Cyprus today became the fifth member state to seek access to funds from the European Union's bailout fund. The Cypriots join Spain, Ireland, Portugal, and neighbours Greece.
The move was triggered after the Cyprus Popular Bank, the nation's second-largest bank, asked the government for recapitalisation. The bank has been hit hard, as has the wider Cypriot banking sector, by exposure to Greek economics. A Greek restructure of €200 billion in debt has caused the bank a €3.65 billion loss, and money is being lost on loans domestically and to Greek customers.
Cyprus Popular Bank chairman Michalis Sarris today revealed talks are also underway with China about a possible loan. Low taxes and regulation have attracted large amounts of foreign money to Cyprus, including much Russian money, producing a banking sector far larger than most nations that size. Russia and China are both viewed by officials as possibilities to seek loans from, and Russia last year agreed to a €2.5 billion loan to allow Cypriot financial restructuring.
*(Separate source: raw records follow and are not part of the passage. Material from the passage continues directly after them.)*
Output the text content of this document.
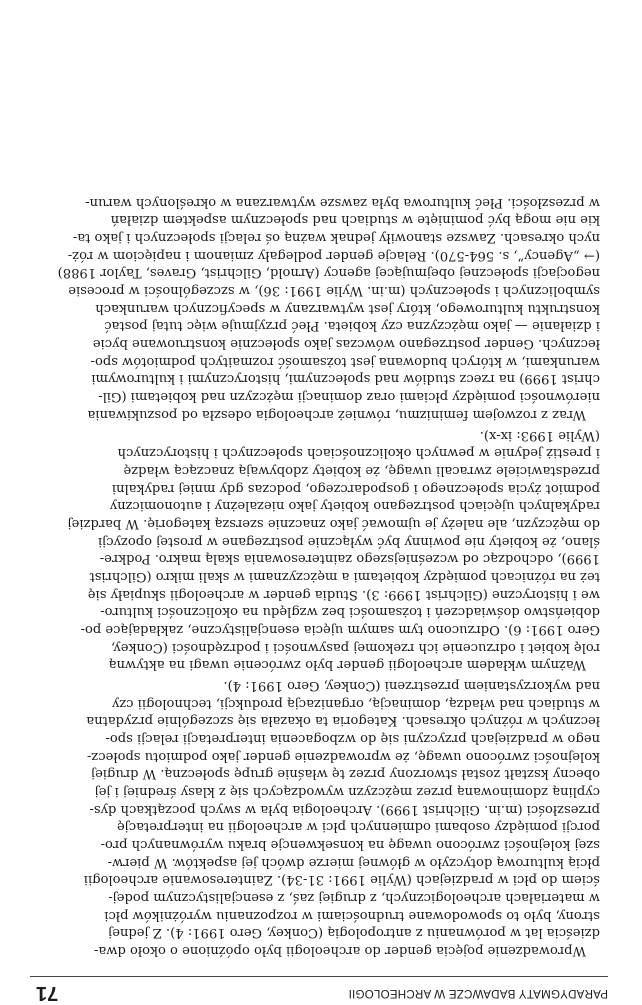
PARADYGMATY BADAWCZE W ARCHEOLOGII
71
Wprowadzenie pojęcia gender do archeologii było opóźnione o około dwa-
dzieścia lat w porównaniu z antropologią (Conkey, Gero 1991: 4). Z jednej
strony, było to spowodowane trudnościami w rozpoznaniu wyróżników płci
w materiałach archeologicznych, z drugiej zaś, z esencjalistycznym podej-
ściem do płci w pradziejach (Wylie 1991: 31-34). Zainteresowanie archeologii
płcią kulturową dotyczyło w głównej mierze dwóch jej aspektów. W pierw-
szej kolejności zwrócono uwagę na konsekwencje braku wyrównanych pro-
porcji pomiędzy osobami odmiennych płci w archeologii na interpretację
przeszłości (m.in. Gilchrist 1999). Archeologia była w swych początkach dys-
cypliną zdominowaną przez mężczyzn wywodzących się z klasy średniej i jej
obecny kształt został stworzony przez tę właśnie grupę społeczną. W drugiej
kolejności zwrócono uwagę, że wprowadzenie gender jako podmiotu społecz-
nego w pradziejach przyczyni się do wzbogacenia interpretacji relacji spo-
łecznych w różnych okresach. Kategoria ta okazała się szczególnie przydatna
w studiach nad władzą, dominacją, organizacją produkcji, technologii czy
nad wykorzystaniem przestrzeni (Conkey, Gero 1991: 4).
Ważnym wkładem archeologii gender było zwrócenie uwagi na aktywną
rolę kobiet i odrzucenie ich rzekomej pasywności i podrzędności (Conkey,
Gero 1991: 6). Odrzucono tym samym ujęcia esencjalistyczne, zakładające po-
dobieństwo doświadczeń i tożsamości bez względu na okoliczności kulturo-
we i historyczne (Gilchrist 1999: 3). Studia gender w archeologii skupiały się
też na różnicach pomiędzy kobietami a mężczyznami w skali mikro (Gilchrist
1999), odchodząc od wcześniejszego zainteresowania skalą makro. Podkre-
ślano, że kobiety nie powinny być wyłącznie postrzegane w prostej opozycji
do mężczyzn, ale należy je ujmować jako znacznie szerszą kategorię. W bardziej
radykalnych ujęciach postrzegano kobiety jako niezależny i autonomiczny
podmiot życia społecznego i gospodarczego, podczas gdy mniej radykalni
przedstawiciele zwracali uwagę, że kobiety zdobywają znaczącą władzę
i prestiż jedynie w pewnych okolicznościach społecznych i historycznych
(Wylie 1993: ix-x).
Wraz z rozwojem feminizmu, również archeologia odeszła od poszukiwania
nierówności pomiędzy płciami oraz dominacji mężczyzn nad kobietami (Gil-
christ 1999) na rzecz studiów nad społecznymi, historycznymi i kulturowymi
warunkami, w których budowana jest tożsamość rozmaitych podmiotów spo-
łecznych. Gender postrzegano wówczas jako społecznie konstruowane bycie
i działanie — jako mężczyzna czy kobieta. Płeć przyjmuje więc tutaj postać
konstruktu kulturowego, który jest wytwarzany w specyficznych warunkach
symbolicznych i społecznych (m.in. Wylie 1991: 36), w szczególności w procesie
negocjacji społecznej obejmującej agency (Arnold, Gilchrist, Graves, Taylor 1988)
(→ „Agency”, s. 564-570). Relacje gender podlegały zmianom i napięciom w róż-
nych okresach. Zawsze stanowiły jednak ważną oś relacji społecznych i jako ta-
kie nie mogą być pominięte w studiach nad społecznym aspektem działań
w przeszłości. Płeć kulturowa była zawsze wytwarzana w określonych warun-
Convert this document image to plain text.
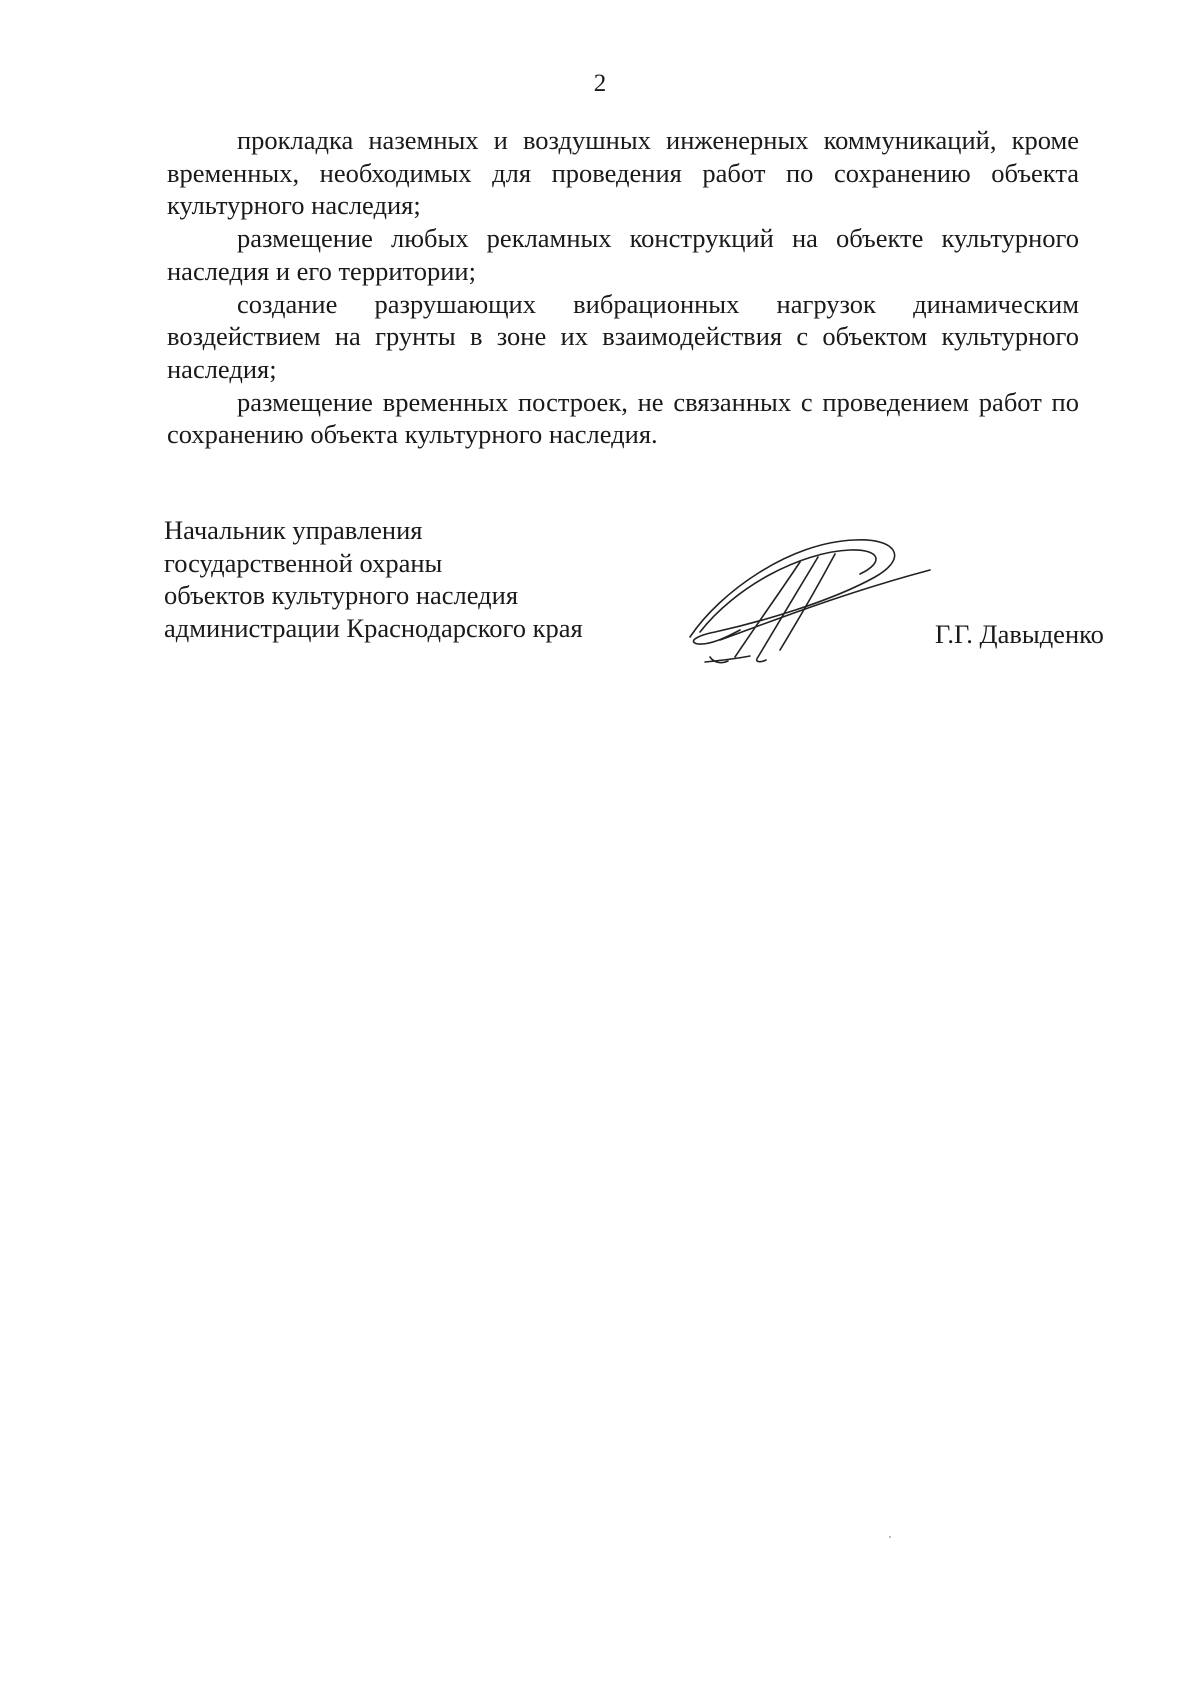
2

прокладка наземных и воздушных инженерных коммуникаций, кроме временных, необходимых для проведения работ по сохранению объекта культурного наследия;

размещение любых рекламных конструкций на объекте культурного наследия и его территории;

создание разрушающих вибрационных нагрузок динамическим воздействием на грунты в зоне их взаимодействия с объектом культурного наследия;

размещение временных построек, не связанных с проведением работ по сохранению объекта культурного наследия.

Начальник управления
государственной охраны
объектов культурного наследия
администрации Краснодарского края	Г.Г. Давыденко
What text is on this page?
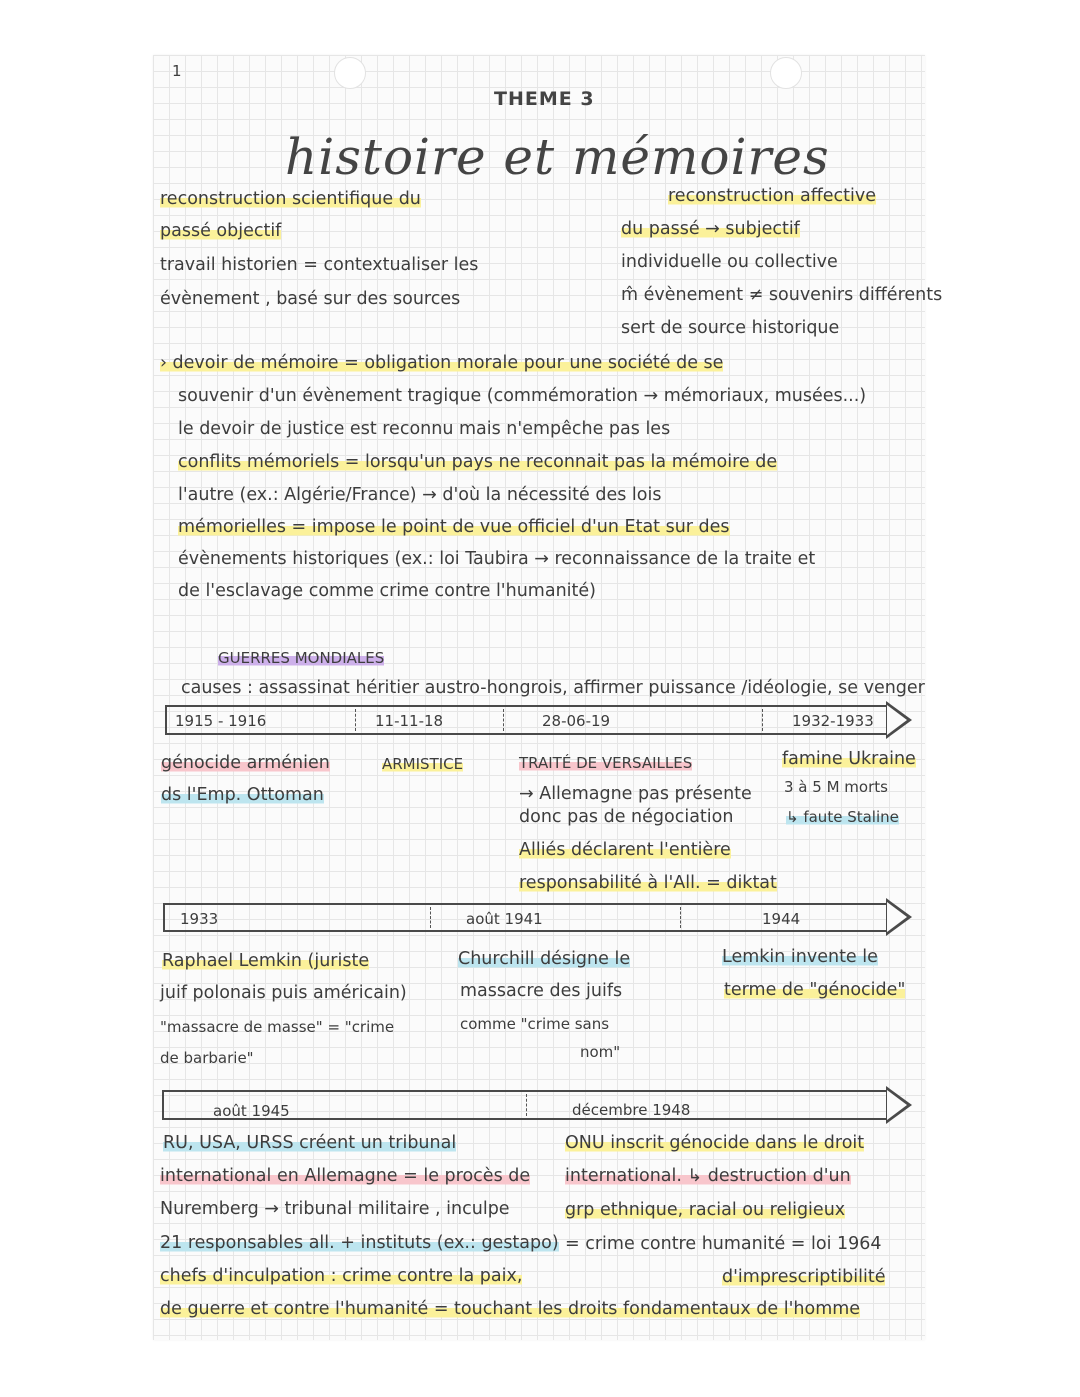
1
THEME 3
histoire et mémoires
reconstruction scientifique du
passé objectif
travail historien = contextualiser les
évènement , basé sur des sources
reconstruction affective
du passé → subjectif
individuelle ou collective
m̂ évènement ≠ souvenirs différents
sert de source historique
› devoir de mémoire = obligation morale pour une société de se
souvenir d'un évènement tragique (commémoration → mémoriaux, musées...)
le devoir de justice est reconnu mais n'empêche pas les
conflits mémoriels = lorsqu'un pays ne reconnait pas la mémoire de
l'autre (ex.: Algérie/France) → d'où la nécessité des lois
mémorielles = impose le point de vue officiel d'un Etat sur des
évènements historiques (ex.: loi Taubira → reconnaissance de la traite et
de l'esclavage comme crime contre l'humanité)
GUERRES MONDIALES
causes : assassinat héritier austro-hongrois, affirmer puissance /idéologie, se venger
1915 - 1916	11-11-18	28-06-19	1932-1933
génocide arménien
ds l'Emp. Ottoman
ARMISTICE	TRAITÉ DE VERSAILLES
→ Allemagne pas présente
donc pas de négociation
Alliés déclarent l'entière
responsabilité à l'All. = diktat
famine Ukraine
3 à 5 M morts
↳ faute Staline
1933	août 1941	1944
Raphael Lemkin (juriste
juif polonais puis américain)
"massacre de masse" = "crime
de barbarie"
Churchill désigne le
massacre des juifs
comme "crime sans
nom"
Lemkin invente le
terme de "génocide"
août 1945	décembre 1948
RU, USA, URSS créent un tribunal
international en Allemagne = le procès de
Nuremberg → tribunal militaire , inculpe
21 responsables all. + instituts (ex.: gestapo)
chefs d'inculpation : crime contre la paix,
de guerre et contre l'humanité = touchant les droits fondamentaux de l'homme
ONU inscrit génocide dans le droit
international. ↳ destruction d'un
grp ethnique, racial ou religieux
= crime contre humanité = loi 1964
d'imprescriptibilité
The bailout request comes within days of Cypriot president Demetris Christofias giving an interview to Greek newspaper To Vima in which the EU's only communist leader criticised international bailout policies.
"The purpose of the required assistance is to contain the risks to the Cypriot economy, notably those arising from the negative spillover effects through its financial sector, due to its large exposure in the Greek economy," read a government statement. Former President George Vasiliou, an economist, recently claimed markets were failing to recognise the differences between Greece and Cyprus.